Invitée sur BFMTV, Marine Le Pen a été interrogée sur le maintien des concerts de Patrick Bruel, visé par des accusations de violences sexuelles. La responsable politique a défendu la présomption d’innocence, tout en assumant son rejet personnel du chanteur.
En bref
- —Patrick Bruel conteste les accusations.
- —Sa tournée estivale reste maintenue.
- —Marine Le Pen invoque l’État de droit.
Marine Le Pen défend un principe, malgré son rejet personnel
Sur BFMTV, l’échange entre Marine Le Pen et Apolline de Malherbe a porté sur une question sensible : Patrick Bruel peut-il continuer à monter sur scène alors qu’il est visé par des accusations de violences sexuelles ? La présidente du groupe RN à l’Assemblée nationale a répondu en distinguant clairement le droit et l’opinion personnelle.

« Il peut donner des concerts, mais personne n’est obligé d’aller les voir », a-t-elle déclaré. Elle a ensuite ajouté qu’elle n’irait pas elle-même assister à un concert du chanteur : « Moi, je n’irais pas. De toute façon, je n’y serais pas allée même à l’époque, parce que je ne l’aime pas. Il ne m’aime pas non plus. »
Relancée sur l’idée d’aller plus loin et de pousser à l’annulation des concerts, Marine Le Pen a refusé cette logique au nom de l’État de droit. Selon elle, empêcher un artiste de travailler avant une décision judiciaire définitive reviendrait à franchir une ligne dangereuse.
Des accusations de violences sexuelles au centre de l’affaire
Patrick Bruel fait face depuis plusieurs semaines à des accusations de violences sexuelles. Ces accusations ont entraîné une forte exposition médiatique et ravivé les débats autour de la parole des femmes dans le milieu culturel.

Parmi les éléments rapportés par la presse figure la plainte déposée par Flavie Flament pour des faits qu’elle dit avoir subis en 1991, lorsqu’elle avait 16 ans. Le chanteur conteste les accusations portées contre lui.
À ce stade, l’affaire reste donc sur le terrain judiciaire et médiatique. Aucune condamnation définitive n’est mentionnée dans les éléments disponibles, ce qui explique pourquoi la question de la présomption d’innocence occupe une place centrale dans les réactions publiques.
Une tournée maintenue malgré les appels au boycott
Malgré la polémique, la tournée estivale de Patrick Bruel n’est pas annulée à ce stade, selon l’article de Télé Star. Plusieurs pétitions ont été mises en ligne pour demander sa déprogrammation de certains festivals, notamment sous l’impulsion de collectifs féministes.

Les organisateurs concernés invoquent la présomption d’innocence pour justifier le maintien des concerts. Interrogé sur RTL, Daniel Devoux, producteur du festival L’été au château à Salon-de-Provence, a affirmé : « Il n’y a pas de déprogrammation du tout à l’ordre du jour. »
Le même producteur a résumé sa position en une formule : « Aujourd’hui, les juges jugent et les producteurs produisent. » Cette phrase illustre le dilemme des programmateurs, pris entre pression militante, impératifs contractuels et prudence juridique.
Un débat plus large sur justice, scène et responsabilité
L’affaire dépasse désormais le seul cas de Patrick Bruel.
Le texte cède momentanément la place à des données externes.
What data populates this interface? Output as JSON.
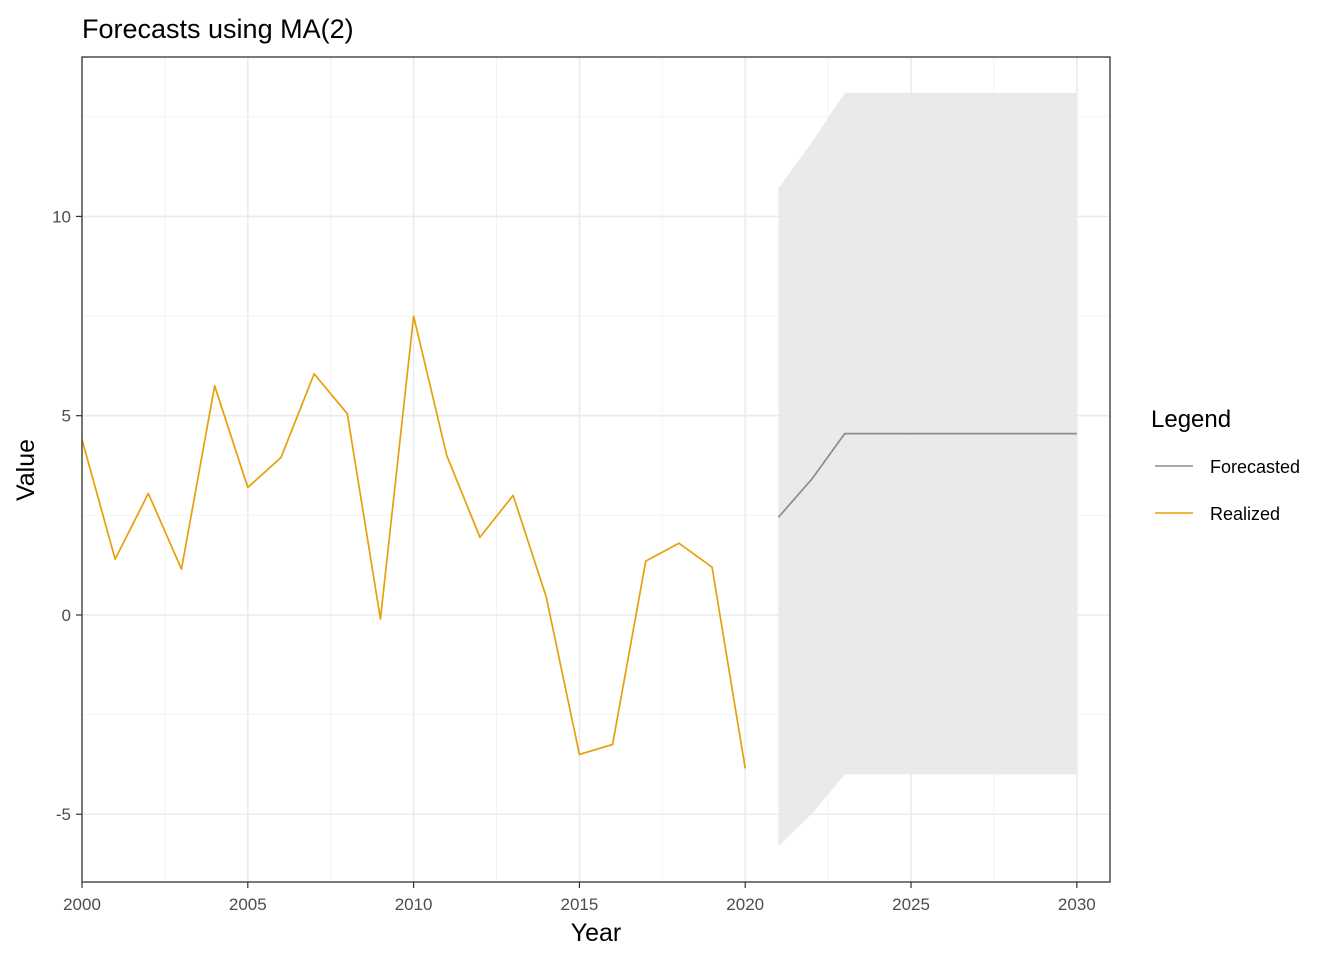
{
  "chart_data": {
    "type": "line",
    "title": "Forecasts using MA(2)",
    "xlabel": "Year",
    "ylabel": "Value",
    "xlim": [
      2000,
      2031
    ],
    "ylim": [
      -6.7,
      14.0
    ],
    "x_ticks": [
      2000,
      2005,
      2010,
      2015,
      2020,
      2025,
      2030
    ],
    "y_ticks": [
      -5,
      0,
      5,
      10
    ],
    "grid": true,
    "legend": {
      "title": "Legend",
      "position": "right",
      "entries": [
        {
          "label": "Forecasted",
          "color": "#8c8c8c"
        },
        {
          "label": "Realized",
          "color": "#e6a00a"
        }
      ]
    },
    "series": [
      {
        "name": "Realized",
        "color": "#e6a00a",
        "x": [
          2000,
          2001,
          2002,
          2003,
          2004,
          2005,
          2006,
          2007,
          2008,
          2009,
          2010,
          2011,
          2012,
          2013,
          2014,
          2015,
          2016,
          2017,
          2018,
          2019,
          2020
        ],
        "values": [
          4.4,
          1.4,
          3.05,
          1.15,
          5.75,
          3.2,
          3.95,
          6.05,
          5.05,
          -0.1,
          7.5,
          4.0,
          1.95,
          3.0,
          0.45,
          -3.5,
          -3.25,
          1.35,
          1.8,
          1.2,
          -3.85
        ]
      },
      {
        "name": "Forecasted",
        "color": "#8c8c8c",
        "x": [
          2021,
          2022,
          2023,
          2024,
          2025,
          2026,
          2027,
          2028,
          2029,
          2030
        ],
        "values": [
          2.45,
          3.4,
          4.55,
          4.55,
          4.55,
          4.55,
          4.55,
          4.55,
          4.55,
          4.55
        ]
      }
    ],
    "band": {
      "color": "#e8e8e8",
      "x": [
        2021,
        2022,
        2023,
        2024,
        2025,
        2026,
        2027,
        2028,
        2029,
        2030
      ],
      "lower": [
        -5.8,
        -5.0,
        -4.0,
        -4.0,
        -4.0,
        -4.0,
        -4.0,
        -4.0,
        -4.0,
        -4.0
      ],
      "upper": [
        10.7,
        11.85,
        13.1,
        13.1,
        13.1,
        13.1,
        13.1,
        13.1,
        13.1,
        13.1
      ]
    }
  }
}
Elle pose une question récurrente : que faire lorsqu’un artiste est accusé de faits graves, mais qu’aucune décision judiciaire définitive n’a encore été rendue ?

Marine Le Pen a insisté sur ce point en rappelant que « tant que vous n’êtes pas définitivement condamné, vous êtes présumé innocent ». Elle a aussi estimé qu’une annulation imposée pouvait conduire à une forme de « mort professionnelle » ou de « mort sociale » avant que la justice ne se prononce.